Ein kurzer Hinweis auf ein juristisch ganz grosses Popcorn-Kino: Der stellvertretende (!) Bundespressesprecher der Piratenpartei möchte abmahnen: Nämlich jemanden aus der Partei, der einen politischen Flyer erstellt hat, der sich einem politischen Thema (Nuklearenergie und „Atommüll“) widmet und dabei vermeintlich suggerieren soll, im Namen der Piratenpartei zu handeln.
Die Sache wird wahrscheinlich noch hässlich werden: Die laut Spiegel plötzlich so „uncoole Piratenpartei“ steht damit erneut negativ im medialen Fokus. Alleine unter dem Aspekt hat der stellvertretende Bundespressesprecher, der gerade vor dem Hintergrund einer modernen Partei etwas vom Streisand Effekt gehört haben sollte, seiner Partei einen Bärendienst erwiesen.
Aus juristischer Sicht ist es für mich aber geradezu abstrus, dass der Stellvertreter eines Bundespostens namens der gesamten Partei eine Abmahnung ausspricht – die Frage der Aktivlegitimation wird hier schon erhebliche Schwierigkeiten aufwerfen und kann zu empfindlichen Folgekosten führen. Übrigens nicht nur gegenüber dem vielleicht zu unrecht abgemahnten sondern auch gegenüber der Piratenpartei, die wohl durch den Vorstand vertreten werden wird. Ich bin gespannt, wie sich dies bei genauer Betrachtung darstellen wird, also ob der stellvertretende Bundessprecher die Bevollmächtigung erhalten hat, (ggfs. sogar ohne Rücksprache?) Namens „der Piratenpartei“ abzumahnen.
Update: Piratenpartei stellt klar, dass das mit der Aktivlegitimation definitiv ein Problem war. Mal sehen was nun noch kommt, der hier „Abmahnende“ handelte nun offensichtlich ohne Vollmacht, damit ohne Anspruch.

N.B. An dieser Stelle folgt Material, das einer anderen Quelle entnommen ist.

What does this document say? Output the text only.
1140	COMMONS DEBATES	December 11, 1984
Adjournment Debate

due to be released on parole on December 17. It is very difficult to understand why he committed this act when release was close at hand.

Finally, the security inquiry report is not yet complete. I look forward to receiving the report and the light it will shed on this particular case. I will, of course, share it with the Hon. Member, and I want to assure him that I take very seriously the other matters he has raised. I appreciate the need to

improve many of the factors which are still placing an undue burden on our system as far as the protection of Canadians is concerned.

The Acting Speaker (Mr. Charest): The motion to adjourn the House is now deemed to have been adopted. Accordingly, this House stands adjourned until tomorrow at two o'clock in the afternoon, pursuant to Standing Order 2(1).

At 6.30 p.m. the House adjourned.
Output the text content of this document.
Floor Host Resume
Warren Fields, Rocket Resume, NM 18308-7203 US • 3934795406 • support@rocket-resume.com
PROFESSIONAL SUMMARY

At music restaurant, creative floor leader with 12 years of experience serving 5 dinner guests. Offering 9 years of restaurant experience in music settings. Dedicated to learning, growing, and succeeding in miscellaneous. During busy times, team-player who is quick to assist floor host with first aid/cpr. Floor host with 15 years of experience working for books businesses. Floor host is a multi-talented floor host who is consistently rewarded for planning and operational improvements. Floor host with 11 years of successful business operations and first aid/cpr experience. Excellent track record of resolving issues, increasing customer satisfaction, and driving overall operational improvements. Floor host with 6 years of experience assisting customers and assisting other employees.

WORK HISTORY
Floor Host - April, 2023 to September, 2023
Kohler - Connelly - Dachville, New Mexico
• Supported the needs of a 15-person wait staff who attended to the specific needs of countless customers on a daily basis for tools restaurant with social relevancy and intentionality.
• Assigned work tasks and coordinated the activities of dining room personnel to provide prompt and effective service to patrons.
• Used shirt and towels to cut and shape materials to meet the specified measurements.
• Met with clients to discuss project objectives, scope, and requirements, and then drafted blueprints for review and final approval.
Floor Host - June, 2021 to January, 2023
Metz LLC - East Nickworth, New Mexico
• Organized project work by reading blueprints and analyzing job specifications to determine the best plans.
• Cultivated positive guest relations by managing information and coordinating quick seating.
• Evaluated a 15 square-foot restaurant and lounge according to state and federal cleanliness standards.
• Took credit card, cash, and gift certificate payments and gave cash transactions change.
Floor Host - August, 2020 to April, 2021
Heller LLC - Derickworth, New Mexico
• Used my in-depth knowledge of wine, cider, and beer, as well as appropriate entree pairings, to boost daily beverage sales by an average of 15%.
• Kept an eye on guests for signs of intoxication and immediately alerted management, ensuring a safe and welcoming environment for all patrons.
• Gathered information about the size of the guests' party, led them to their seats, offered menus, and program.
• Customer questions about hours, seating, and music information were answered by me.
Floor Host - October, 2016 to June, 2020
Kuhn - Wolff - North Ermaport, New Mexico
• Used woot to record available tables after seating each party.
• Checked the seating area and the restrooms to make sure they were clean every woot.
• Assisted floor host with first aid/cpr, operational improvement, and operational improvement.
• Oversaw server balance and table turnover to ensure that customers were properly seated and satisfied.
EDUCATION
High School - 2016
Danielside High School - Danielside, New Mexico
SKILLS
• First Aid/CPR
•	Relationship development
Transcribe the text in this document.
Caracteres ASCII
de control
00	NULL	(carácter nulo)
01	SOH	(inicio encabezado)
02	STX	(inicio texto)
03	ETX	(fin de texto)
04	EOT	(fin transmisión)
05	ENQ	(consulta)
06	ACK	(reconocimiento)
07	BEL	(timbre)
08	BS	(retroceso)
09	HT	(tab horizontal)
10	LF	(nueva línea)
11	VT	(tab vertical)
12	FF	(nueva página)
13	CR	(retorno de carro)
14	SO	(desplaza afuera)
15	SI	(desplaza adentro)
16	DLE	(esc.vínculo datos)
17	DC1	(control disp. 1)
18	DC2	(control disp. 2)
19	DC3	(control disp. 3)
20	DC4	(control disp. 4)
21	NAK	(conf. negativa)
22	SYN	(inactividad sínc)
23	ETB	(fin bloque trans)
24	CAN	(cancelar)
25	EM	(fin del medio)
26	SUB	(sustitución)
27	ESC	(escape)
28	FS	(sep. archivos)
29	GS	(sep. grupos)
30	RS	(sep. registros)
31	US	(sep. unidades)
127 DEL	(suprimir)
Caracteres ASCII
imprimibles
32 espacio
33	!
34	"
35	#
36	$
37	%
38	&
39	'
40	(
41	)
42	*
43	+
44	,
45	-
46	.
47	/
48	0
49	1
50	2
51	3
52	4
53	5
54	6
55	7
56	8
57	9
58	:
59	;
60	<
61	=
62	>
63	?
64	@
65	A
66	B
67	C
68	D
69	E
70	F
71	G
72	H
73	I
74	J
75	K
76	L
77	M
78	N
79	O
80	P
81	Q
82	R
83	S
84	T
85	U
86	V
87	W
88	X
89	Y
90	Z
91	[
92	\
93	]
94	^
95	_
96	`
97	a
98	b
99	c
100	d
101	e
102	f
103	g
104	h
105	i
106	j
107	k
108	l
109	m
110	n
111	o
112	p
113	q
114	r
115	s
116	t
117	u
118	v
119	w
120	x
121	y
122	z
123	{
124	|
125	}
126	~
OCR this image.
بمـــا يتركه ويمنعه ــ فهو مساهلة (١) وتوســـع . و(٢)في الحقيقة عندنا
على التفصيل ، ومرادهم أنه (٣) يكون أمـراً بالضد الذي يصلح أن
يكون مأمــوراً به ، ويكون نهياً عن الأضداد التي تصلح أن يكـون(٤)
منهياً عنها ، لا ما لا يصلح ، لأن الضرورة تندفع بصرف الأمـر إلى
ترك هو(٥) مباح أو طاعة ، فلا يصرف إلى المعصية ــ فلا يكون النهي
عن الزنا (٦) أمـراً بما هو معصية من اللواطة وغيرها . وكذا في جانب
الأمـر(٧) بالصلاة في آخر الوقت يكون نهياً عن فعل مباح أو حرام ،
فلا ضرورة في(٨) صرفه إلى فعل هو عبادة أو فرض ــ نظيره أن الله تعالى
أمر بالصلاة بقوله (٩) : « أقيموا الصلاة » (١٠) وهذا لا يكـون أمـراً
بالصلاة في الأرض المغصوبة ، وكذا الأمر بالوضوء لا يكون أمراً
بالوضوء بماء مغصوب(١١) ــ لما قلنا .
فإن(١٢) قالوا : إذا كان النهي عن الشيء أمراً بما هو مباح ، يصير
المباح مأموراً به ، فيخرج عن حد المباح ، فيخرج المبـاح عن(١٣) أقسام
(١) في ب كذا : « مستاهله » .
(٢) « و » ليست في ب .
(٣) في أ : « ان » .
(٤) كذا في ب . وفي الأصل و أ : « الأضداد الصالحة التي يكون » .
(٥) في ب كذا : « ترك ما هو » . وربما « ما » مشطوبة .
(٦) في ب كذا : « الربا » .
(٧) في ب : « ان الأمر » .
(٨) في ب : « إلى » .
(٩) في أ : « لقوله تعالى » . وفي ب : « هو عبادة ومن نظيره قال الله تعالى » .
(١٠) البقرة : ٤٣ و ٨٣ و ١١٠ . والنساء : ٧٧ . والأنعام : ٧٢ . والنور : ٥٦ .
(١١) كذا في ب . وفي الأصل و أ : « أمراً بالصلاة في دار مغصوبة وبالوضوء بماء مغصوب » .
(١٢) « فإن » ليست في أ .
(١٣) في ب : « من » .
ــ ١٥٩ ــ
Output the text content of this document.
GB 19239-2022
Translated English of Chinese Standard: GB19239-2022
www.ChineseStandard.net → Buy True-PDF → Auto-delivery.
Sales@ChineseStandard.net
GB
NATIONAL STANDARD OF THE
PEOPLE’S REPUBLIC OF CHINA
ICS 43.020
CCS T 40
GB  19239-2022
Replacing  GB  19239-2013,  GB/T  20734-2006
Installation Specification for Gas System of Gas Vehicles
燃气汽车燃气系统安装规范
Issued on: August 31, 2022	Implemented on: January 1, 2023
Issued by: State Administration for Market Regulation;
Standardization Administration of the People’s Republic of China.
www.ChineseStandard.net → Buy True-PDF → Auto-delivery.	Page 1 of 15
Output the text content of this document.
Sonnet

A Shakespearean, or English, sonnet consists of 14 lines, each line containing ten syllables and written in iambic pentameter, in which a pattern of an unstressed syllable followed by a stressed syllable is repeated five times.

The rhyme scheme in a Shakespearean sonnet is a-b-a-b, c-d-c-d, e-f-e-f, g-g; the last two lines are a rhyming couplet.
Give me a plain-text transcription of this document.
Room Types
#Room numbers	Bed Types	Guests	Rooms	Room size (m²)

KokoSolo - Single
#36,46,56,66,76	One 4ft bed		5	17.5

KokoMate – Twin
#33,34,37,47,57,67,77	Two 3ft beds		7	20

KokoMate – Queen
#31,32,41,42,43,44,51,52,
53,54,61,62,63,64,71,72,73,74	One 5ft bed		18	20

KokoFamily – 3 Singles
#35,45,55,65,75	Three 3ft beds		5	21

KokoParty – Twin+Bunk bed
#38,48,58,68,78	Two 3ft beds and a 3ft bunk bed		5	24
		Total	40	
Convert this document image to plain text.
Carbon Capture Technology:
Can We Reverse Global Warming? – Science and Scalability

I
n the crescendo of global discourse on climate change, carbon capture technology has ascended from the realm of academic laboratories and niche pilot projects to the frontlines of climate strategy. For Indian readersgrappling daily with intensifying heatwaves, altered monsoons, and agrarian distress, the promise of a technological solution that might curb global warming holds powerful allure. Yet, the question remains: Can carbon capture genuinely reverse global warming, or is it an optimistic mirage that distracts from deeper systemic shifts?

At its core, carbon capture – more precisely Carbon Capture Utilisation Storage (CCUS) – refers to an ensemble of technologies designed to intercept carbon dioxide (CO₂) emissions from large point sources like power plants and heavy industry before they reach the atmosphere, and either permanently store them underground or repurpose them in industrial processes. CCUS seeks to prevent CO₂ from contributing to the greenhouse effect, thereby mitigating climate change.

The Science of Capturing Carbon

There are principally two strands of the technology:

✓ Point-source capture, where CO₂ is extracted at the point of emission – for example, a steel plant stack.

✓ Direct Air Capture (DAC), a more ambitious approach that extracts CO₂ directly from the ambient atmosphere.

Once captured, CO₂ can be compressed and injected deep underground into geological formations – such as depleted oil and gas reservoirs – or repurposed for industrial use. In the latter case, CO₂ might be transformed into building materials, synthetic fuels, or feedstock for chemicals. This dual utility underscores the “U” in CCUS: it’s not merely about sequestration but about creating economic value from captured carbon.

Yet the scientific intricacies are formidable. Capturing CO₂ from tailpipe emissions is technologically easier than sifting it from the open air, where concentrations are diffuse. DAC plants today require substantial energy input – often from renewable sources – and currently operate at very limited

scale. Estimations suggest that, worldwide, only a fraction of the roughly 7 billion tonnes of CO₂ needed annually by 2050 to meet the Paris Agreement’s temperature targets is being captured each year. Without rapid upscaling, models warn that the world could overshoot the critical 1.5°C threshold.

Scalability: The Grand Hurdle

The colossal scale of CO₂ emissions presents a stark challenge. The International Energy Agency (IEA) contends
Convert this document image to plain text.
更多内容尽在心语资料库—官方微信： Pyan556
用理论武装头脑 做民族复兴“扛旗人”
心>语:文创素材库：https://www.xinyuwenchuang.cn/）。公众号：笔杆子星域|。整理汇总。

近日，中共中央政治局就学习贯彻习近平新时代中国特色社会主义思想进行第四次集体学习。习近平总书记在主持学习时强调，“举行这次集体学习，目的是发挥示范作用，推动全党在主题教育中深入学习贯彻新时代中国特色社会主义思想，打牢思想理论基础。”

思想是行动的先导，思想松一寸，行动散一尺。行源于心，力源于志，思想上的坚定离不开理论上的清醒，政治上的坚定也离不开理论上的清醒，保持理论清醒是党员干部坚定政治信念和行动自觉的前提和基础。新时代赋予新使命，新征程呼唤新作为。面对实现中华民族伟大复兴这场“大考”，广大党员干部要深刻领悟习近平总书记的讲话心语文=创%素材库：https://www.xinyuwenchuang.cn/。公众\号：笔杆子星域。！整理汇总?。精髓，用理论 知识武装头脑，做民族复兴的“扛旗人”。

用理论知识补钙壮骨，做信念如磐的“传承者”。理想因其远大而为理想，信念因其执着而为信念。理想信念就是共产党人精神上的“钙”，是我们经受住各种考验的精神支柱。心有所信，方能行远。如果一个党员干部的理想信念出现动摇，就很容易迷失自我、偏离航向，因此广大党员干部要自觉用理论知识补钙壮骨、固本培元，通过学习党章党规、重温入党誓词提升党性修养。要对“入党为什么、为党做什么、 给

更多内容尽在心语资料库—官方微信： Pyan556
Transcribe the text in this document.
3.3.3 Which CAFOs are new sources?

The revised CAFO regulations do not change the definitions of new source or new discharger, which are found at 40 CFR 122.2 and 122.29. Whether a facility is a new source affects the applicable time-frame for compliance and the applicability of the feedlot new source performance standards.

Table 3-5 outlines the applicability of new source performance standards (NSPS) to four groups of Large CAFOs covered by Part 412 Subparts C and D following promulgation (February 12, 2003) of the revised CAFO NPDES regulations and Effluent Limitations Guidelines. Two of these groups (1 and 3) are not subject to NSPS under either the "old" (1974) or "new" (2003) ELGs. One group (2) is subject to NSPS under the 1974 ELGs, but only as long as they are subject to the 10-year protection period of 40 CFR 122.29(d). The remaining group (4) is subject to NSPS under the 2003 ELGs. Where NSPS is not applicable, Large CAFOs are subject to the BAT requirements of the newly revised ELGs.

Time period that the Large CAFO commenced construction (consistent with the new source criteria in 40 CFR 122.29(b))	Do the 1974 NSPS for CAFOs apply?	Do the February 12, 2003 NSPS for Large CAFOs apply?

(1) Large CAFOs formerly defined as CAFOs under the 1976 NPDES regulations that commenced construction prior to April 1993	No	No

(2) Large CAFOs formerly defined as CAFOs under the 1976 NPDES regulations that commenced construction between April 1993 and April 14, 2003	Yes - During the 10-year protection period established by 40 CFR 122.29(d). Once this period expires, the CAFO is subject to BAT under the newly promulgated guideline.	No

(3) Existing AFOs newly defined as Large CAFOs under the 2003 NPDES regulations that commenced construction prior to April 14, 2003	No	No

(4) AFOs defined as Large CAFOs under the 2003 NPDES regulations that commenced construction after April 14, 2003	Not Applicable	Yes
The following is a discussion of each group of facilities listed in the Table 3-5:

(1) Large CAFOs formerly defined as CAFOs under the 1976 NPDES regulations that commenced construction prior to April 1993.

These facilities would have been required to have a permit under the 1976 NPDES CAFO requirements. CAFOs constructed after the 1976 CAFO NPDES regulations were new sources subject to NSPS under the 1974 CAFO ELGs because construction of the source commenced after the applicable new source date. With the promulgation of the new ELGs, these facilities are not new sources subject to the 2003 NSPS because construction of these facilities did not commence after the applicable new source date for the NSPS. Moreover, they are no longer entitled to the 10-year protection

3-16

Wie ursprünglich geschrieben: Das kann noch häßlich werden.
Neben der m.E. enormen Problematik der Aktivlegitimation bleibt die Frage, ob hier tatsächlich durch den Flyer (hier Seite 1, hier Seite 2) suggeriert wird, dass dahinter „die Piratenpartei“ steht, also eine Verwechslungsgefahr erkannt werden kann. Dies erscheint nicht zuletzt fraglich, da ausdrücklich eine „AG der Piratenpartei“ agiert und für mich nichts anderes herauszulesen ist. Auch sonst sind keine Logos zu erkennen, die durch Ihre Platzierung eine andere Wahrnehmung nahe legen – ich als unbefangener Beobachter musste überhaupt nach Kenntnisnahme der Abmahnung erst mal eindringlich suchen, wie man überhaupt den Bezug zur Piratenpartei konstruiert.
Im Ergebnis eine nicht nur fragwürdige sondern hochgradig kritische Aktion, die sicherlich Konsequenzen für den „Abmahner“ nach sich ziehen wird. Die öffentliche Diskussion zum Thema wird ohnehin noch folgen, im Piratenpartei-Wiki läuft sie natürlich schon. Für mich derzeit ein gutes Beispiel, warum man als „Abmahner“ immer erst juristischen Rat einholt, bevor man zu Handeln anfängt. Was verbleibt ist ein peinlicher Nachgeschmack einer weder juristisch noch politisch ernst zu nehmenden Aktion.